Семен как-то особенно сжал руки на груди. Я, опустив голову, молчал. Какая-то тихая, робкая скорбь была в этом высоком и старом человеке. Что-то необычайно приятное, духовное приковало меня к нему непонятным чувством симпатии. «Какой особенный человек», — подумал я.
— Ну, пещерный житель, — смеясь, сказал лесничий, — попей чайку. Он вина тоже не пьет, что и я.
— Пещерный житель? Почему? — спрашиваю я. — Разве вы в пещере живете?
— Да, барин, — ответил старик. — Пожалуй, что и так. Вроде что пещерным выхожу. Живу в лесу, здесь недалече, под бугром, к речке. Меня не найти нипочем. Так вход в логово себе сделал в земле. Но вот приходит время пропадать: зима скоро, замерзнешь. А то бы…
— А вы что же, хоронитесь от кого? — спросил я прямо.
— Хоронюсь, верно то! Так что хоронюсь, — ответил он и прямо и пристально посмотрел мне в глаза. — От людей хоронюсь! Людей боюсь боле всего. Страшен, вот страшен человек мне. Нет ничего страшнее человека.
— Есть ведь люди и неплохие, — сказал я. — Вот я как-то не боюсь людей.
— Верно, есть, хорошие есть люди. Но им до тебя нет заботы, дела до тебя нет, пропадай — им все одно. Верно, есть разные, но мне страшен человек, люди страшны. Я от них хоронюсь. Одному лучше. Барин, как на свете-то, на земле жить как хорошо. Ведь это что! Солнце светит, радость какая. Хоть вот небо взять поутру, глядеть на него. Ведь это что! Река хороша! А лес? Эх, и радость глядеть. А люди? Ух, беда. Все горе, везде горе, злоба. А ведь людям-то свобода от бога дана. Живи, как хошь — почто он злобу любит? Вот скажи, зачем?
— Обидели тебя сильно, знать… — сказал я.
— Люди-то. Они только и знают друг дружку обижать. Первое это дело у их. Барин, я ведь на каторге был шестнадцать лет. И вот в июле этот год вернулся сюда, на родину, значит.

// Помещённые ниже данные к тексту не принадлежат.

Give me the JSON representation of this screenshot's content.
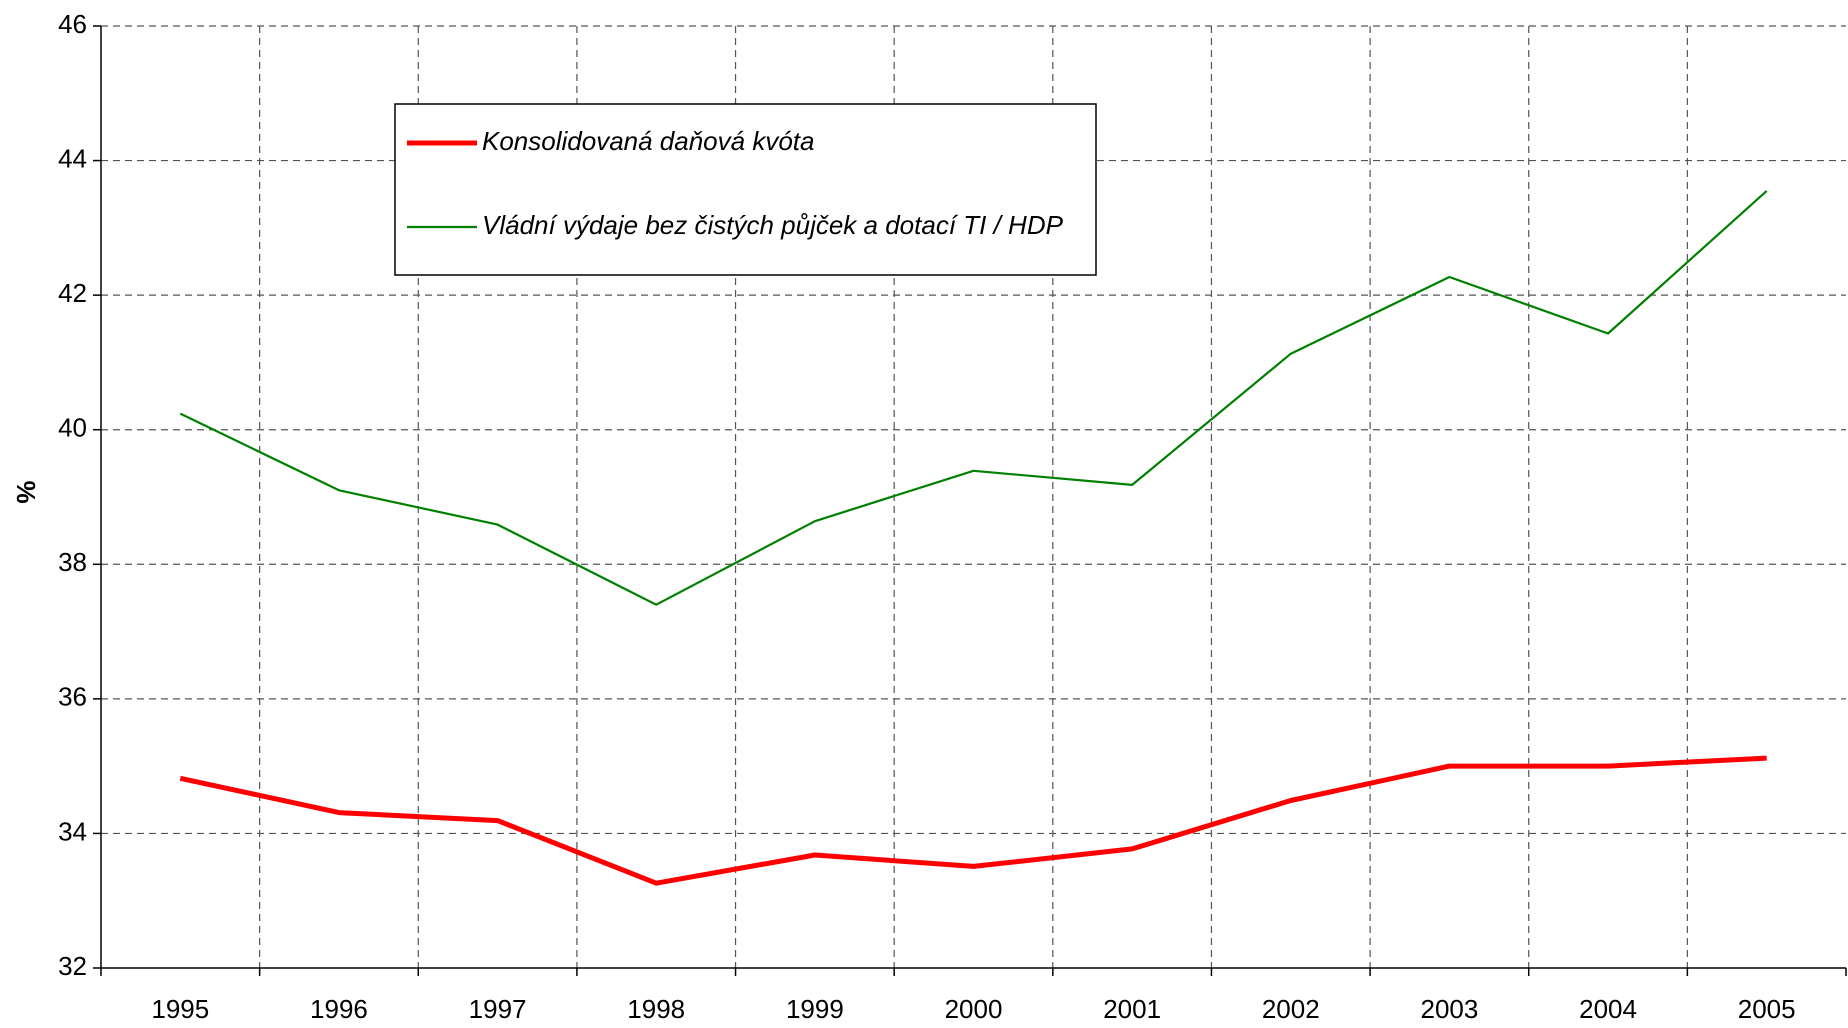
{
  "chart_data": {
    "type": "line",
    "y_label": "%",
    "categories": [
      "1995",
      "1996",
      "1997",
      "1998",
      "1999",
      "2000",
      "2001",
      "2002",
      "2003",
      "2004",
      "2005"
    ],
    "series": [
      {
        "name": "Konsolidovaná daňová kvóta",
        "color": "#ff0000",
        "values": [
          34.82,
          34.31,
          34.19,
          33.26,
          33.68,
          33.51,
          33.77,
          34.49,
          35.0,
          35.0,
          35.12
        ]
      },
      {
        "name": "Vládní výdaje bez čistých půjček a dotací TI / HDP",
        "color": "#008000",
        "values": [
          40.24,
          39.1,
          38.59,
          37.4,
          38.64,
          39.39,
          39.18,
          41.13,
          42.27,
          41.43,
          43.55
        ]
      }
    ],
    "ylim": [
      32,
      46
    ],
    "yticks": [
      32,
      34,
      36,
      38,
      40,
      42,
      44,
      46
    ],
    "grid": true
  }
}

Ну и никого нету… Померли и жена, и двое детев. «Все взяли, — говорят, — чего пришел, каторжник?» Он вот знает, — показал он на лесничего, — гонят, уходи, боле ничего. Да я бы и сам не остался, неохота мне с людьми боле жить, жутко, страшно. Когда без них, один, — лучше.
— Шестнадцать лет, — говорю я. — За что же? Значит, было преступление?
— То-то, что не было. Суд был — нет ничего страшнее суда человеческого, а божьего не знаем. Тот, может, еще страшнее… Только за что же он, господь, человекам дал эдакий рай, зелень, солнце, красу такую? Знать, он, бог-то, добрей людев.
— Судили-то, значит, тебя — за что ж, в каторгу-то?